Friday, May 14, 2010

British civil liberty defenders get some hopey-changey stuff ...

let's hope it works out for them.

ID cards.jpg
New, post UK-election, Home Office Identity and Passport Service website.

United States civil libertarians, wearily fending off ongoing assaults on such pillars of our society as the presumption of innocence, the requirement for a judicial warrant to invade people's privacy, and due legal process for suspects and defendants under both present and past administrations, have good excuses for not attending much to developments across the Atlantic.

But our United Kingdom brothers and sisters in English-speaking democracy have, if anything, seen much worse erosion of long standing freedoms under 13 years of Labour governments.
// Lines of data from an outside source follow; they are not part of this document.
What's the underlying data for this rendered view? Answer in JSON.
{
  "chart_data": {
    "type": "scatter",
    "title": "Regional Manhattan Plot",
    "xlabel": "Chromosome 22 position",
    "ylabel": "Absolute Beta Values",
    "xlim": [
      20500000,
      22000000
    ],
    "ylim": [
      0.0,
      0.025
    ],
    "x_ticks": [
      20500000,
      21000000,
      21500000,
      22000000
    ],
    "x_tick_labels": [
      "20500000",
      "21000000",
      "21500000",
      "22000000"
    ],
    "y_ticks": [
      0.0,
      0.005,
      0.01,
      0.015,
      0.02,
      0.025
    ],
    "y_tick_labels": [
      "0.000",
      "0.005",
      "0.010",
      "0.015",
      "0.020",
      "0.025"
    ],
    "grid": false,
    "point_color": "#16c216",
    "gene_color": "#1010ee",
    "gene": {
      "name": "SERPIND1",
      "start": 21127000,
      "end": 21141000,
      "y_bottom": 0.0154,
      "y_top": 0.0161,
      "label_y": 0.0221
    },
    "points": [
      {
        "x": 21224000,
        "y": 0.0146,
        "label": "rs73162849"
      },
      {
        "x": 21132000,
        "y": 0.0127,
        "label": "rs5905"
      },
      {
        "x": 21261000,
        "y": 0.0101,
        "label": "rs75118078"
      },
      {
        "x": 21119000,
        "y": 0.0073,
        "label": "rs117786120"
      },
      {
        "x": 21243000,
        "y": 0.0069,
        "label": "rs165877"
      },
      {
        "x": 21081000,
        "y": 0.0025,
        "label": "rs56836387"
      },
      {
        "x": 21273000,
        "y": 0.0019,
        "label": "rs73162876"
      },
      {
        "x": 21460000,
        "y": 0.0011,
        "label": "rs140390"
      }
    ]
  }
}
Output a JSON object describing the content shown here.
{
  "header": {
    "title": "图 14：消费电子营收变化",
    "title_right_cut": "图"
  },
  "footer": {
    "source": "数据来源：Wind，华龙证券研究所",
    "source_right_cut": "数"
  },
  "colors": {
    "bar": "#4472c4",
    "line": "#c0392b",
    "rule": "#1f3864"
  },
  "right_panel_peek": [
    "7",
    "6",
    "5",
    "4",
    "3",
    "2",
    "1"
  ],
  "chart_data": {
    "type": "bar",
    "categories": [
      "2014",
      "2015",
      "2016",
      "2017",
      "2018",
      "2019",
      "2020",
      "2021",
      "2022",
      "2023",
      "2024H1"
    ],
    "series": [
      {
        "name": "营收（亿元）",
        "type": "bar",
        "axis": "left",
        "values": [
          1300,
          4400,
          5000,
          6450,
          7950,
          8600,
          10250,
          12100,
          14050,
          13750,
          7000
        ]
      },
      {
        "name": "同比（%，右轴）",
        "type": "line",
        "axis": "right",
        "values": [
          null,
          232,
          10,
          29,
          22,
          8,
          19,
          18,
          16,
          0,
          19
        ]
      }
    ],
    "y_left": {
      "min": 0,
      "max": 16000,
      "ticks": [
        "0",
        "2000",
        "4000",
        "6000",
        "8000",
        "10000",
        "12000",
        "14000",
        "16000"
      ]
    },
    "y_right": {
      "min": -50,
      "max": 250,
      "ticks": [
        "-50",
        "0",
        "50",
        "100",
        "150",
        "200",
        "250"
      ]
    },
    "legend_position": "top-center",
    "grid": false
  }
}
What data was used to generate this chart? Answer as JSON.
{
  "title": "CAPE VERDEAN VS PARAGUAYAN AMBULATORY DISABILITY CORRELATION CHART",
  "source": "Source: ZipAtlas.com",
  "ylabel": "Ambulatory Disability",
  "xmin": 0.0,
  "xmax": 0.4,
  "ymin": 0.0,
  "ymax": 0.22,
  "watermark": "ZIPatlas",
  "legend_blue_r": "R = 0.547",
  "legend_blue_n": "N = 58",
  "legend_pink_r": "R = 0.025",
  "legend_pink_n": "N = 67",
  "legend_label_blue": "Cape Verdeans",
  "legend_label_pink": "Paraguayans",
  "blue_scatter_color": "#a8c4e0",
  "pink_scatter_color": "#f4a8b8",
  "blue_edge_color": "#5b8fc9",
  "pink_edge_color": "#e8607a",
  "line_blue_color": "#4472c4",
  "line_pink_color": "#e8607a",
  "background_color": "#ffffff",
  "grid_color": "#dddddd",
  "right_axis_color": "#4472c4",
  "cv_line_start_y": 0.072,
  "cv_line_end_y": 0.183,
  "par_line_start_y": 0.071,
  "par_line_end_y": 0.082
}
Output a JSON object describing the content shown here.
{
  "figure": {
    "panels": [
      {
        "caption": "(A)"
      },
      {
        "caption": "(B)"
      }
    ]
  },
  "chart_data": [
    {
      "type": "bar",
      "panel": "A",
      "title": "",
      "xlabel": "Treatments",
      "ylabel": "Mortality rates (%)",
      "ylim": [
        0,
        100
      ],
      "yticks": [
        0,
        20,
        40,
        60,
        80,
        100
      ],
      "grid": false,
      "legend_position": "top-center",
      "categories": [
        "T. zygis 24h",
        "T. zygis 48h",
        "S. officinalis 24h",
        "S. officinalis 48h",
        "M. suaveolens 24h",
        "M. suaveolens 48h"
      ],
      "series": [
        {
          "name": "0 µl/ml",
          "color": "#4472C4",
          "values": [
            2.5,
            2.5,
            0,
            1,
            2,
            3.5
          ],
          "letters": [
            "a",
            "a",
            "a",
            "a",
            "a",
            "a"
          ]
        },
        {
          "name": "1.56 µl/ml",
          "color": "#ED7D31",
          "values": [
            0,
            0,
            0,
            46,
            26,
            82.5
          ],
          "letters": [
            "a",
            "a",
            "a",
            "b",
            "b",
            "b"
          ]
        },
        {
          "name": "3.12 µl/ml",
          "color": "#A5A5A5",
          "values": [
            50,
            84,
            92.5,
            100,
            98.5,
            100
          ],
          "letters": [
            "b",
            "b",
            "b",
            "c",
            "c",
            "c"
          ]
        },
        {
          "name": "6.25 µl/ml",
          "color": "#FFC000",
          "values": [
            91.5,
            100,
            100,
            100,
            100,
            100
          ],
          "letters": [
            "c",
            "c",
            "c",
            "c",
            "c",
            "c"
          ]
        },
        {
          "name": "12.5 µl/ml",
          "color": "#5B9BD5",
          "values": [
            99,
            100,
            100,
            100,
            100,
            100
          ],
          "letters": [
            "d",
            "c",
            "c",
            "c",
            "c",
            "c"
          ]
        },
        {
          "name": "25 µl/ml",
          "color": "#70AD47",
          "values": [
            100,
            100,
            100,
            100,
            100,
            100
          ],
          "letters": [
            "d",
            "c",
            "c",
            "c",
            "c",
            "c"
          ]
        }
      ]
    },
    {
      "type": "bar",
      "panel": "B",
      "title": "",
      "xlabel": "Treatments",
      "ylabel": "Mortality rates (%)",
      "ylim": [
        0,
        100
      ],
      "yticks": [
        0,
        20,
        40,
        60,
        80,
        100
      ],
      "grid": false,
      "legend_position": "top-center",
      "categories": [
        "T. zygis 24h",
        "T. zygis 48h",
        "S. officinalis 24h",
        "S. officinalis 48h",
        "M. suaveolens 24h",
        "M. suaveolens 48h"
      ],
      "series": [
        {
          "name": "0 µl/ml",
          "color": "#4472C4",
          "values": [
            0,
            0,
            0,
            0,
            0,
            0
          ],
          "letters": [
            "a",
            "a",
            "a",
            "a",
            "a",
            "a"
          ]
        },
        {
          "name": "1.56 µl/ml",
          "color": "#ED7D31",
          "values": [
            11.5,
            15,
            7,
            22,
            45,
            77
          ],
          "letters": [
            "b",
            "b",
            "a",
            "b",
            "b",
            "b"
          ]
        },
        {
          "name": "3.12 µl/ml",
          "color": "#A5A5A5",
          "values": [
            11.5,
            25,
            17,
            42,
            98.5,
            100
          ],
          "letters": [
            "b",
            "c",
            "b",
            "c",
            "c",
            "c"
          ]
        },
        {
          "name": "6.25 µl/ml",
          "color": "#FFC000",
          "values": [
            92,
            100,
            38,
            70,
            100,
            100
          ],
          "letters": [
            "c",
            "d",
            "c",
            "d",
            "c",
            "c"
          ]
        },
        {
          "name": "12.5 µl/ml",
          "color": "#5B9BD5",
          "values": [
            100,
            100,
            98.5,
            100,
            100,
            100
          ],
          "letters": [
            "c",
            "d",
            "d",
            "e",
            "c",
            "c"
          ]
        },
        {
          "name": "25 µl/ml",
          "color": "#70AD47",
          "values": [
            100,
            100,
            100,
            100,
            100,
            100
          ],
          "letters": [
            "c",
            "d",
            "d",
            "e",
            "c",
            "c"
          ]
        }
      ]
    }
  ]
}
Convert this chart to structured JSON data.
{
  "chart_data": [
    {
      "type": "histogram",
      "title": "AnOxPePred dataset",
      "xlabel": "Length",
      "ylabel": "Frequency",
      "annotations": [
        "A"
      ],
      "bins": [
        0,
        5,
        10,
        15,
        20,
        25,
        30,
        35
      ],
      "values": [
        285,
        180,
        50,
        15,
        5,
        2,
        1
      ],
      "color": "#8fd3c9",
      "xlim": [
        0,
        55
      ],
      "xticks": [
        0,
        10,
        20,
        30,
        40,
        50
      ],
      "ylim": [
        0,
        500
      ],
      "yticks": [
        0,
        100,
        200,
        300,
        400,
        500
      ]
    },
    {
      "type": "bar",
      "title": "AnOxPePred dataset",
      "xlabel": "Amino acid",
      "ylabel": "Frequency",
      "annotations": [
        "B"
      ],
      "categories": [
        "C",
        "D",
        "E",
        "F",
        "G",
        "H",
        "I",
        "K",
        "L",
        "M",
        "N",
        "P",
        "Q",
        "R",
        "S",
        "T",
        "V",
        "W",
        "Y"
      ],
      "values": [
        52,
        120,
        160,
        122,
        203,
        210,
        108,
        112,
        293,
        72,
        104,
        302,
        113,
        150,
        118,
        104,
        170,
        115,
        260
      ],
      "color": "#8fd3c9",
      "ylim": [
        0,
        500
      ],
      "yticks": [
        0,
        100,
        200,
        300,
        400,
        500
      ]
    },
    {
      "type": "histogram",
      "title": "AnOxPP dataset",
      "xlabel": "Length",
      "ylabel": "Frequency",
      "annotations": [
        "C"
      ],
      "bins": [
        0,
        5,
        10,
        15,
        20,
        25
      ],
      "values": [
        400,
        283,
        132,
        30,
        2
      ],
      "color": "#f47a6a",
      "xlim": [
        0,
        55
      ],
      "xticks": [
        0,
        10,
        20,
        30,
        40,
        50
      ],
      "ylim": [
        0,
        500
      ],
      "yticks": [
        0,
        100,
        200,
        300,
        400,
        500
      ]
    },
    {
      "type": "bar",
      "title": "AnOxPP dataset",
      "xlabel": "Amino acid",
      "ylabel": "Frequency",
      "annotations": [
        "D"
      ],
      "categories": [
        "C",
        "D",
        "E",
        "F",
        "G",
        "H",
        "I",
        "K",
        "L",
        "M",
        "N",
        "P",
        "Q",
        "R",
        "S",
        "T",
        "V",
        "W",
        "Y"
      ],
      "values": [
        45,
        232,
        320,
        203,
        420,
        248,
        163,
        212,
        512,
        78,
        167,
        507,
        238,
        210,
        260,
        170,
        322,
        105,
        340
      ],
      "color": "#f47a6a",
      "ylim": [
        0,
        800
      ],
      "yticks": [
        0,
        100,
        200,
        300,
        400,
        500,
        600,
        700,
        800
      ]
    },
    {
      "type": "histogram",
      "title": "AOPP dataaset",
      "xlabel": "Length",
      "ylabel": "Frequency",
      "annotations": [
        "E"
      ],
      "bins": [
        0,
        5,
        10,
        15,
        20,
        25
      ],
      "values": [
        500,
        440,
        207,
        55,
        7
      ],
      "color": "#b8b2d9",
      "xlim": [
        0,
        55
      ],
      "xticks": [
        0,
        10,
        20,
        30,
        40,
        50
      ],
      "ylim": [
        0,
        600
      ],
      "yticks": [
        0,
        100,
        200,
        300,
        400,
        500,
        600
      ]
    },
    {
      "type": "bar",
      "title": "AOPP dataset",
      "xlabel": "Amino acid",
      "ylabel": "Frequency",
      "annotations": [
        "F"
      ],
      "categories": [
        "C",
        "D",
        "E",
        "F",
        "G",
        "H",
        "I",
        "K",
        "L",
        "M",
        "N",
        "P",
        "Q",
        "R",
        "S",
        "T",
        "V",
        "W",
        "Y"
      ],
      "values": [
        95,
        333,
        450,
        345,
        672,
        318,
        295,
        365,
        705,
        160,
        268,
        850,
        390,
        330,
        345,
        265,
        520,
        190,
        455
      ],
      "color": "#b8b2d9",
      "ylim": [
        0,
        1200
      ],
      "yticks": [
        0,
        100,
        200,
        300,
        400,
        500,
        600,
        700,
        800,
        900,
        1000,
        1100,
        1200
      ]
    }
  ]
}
They been hit with a law permitting police detentions without trial for up to 42 days, biometric National ID cards, universal DNA collection by state authorities, and ever stronger restrictions on non-violent free speech.

My go-to source on civil liberties in the UK is Henry Porter who writes at the Guardian. (Full disclosure, he interviewed my partner and I when we were litigating the early Bush regime "no fly list" experience.) Porter is close to gushing about the civil liberties reforms promised as part of the Conservative-Liberal Democrat coalition government formed this week.

"The parties agree to implement a full programme of measures to reverse the substantial erosion of civil liberties under the Labour government and roll back state intrusion." This sentence, published in the Conservative-Lib Dem coalition agreement, is one that civil libertarians have been waiting a long time for ...

One of the most frustrating parts of watching the attack on rights and liberties over the last 13 years has been the failure of anyone in government to admit what was happening. The programme seemed to unfold with a demonic and silent energy all of its own. But now in the agreement we have that acknowledgment, as well as an assurance that civil liberties will be at the heart of the new coalition government. ...As I read through the list, I have an exhilarated sense of restoration.

Many of the specific items about which reform is promised would require long explanations (that I am not qualified to attempt) of the British legal system. But one aspect of the situation is something many of us over here might yearn for: when a UK government brings in a new policy, the change happens. No months of waiting for the Senate to shred what the voters expected. The hated UK National ID card is already on hold; the government web site (pictured above) was changed the same day the new government was formed.

Even the most enthusiastic commentators know the devil is in the details. But here's Porter again:

We must wait to see what is in the great repeal bill before passing judgment, but this is a promising start that touches on all the important areas and provides great hope for campaigners and activists, so long disdained by the Labour government as being either hysterical or crazed by individualism. We know enough to say that real and important changes have already taken place, and that these could only have occurred under the new coalition.

Let's hope this works out better for them than the bright promise of November 4, 2008 has worked for us. Meanwhile, let's be glad someone is still pushing for freedoms.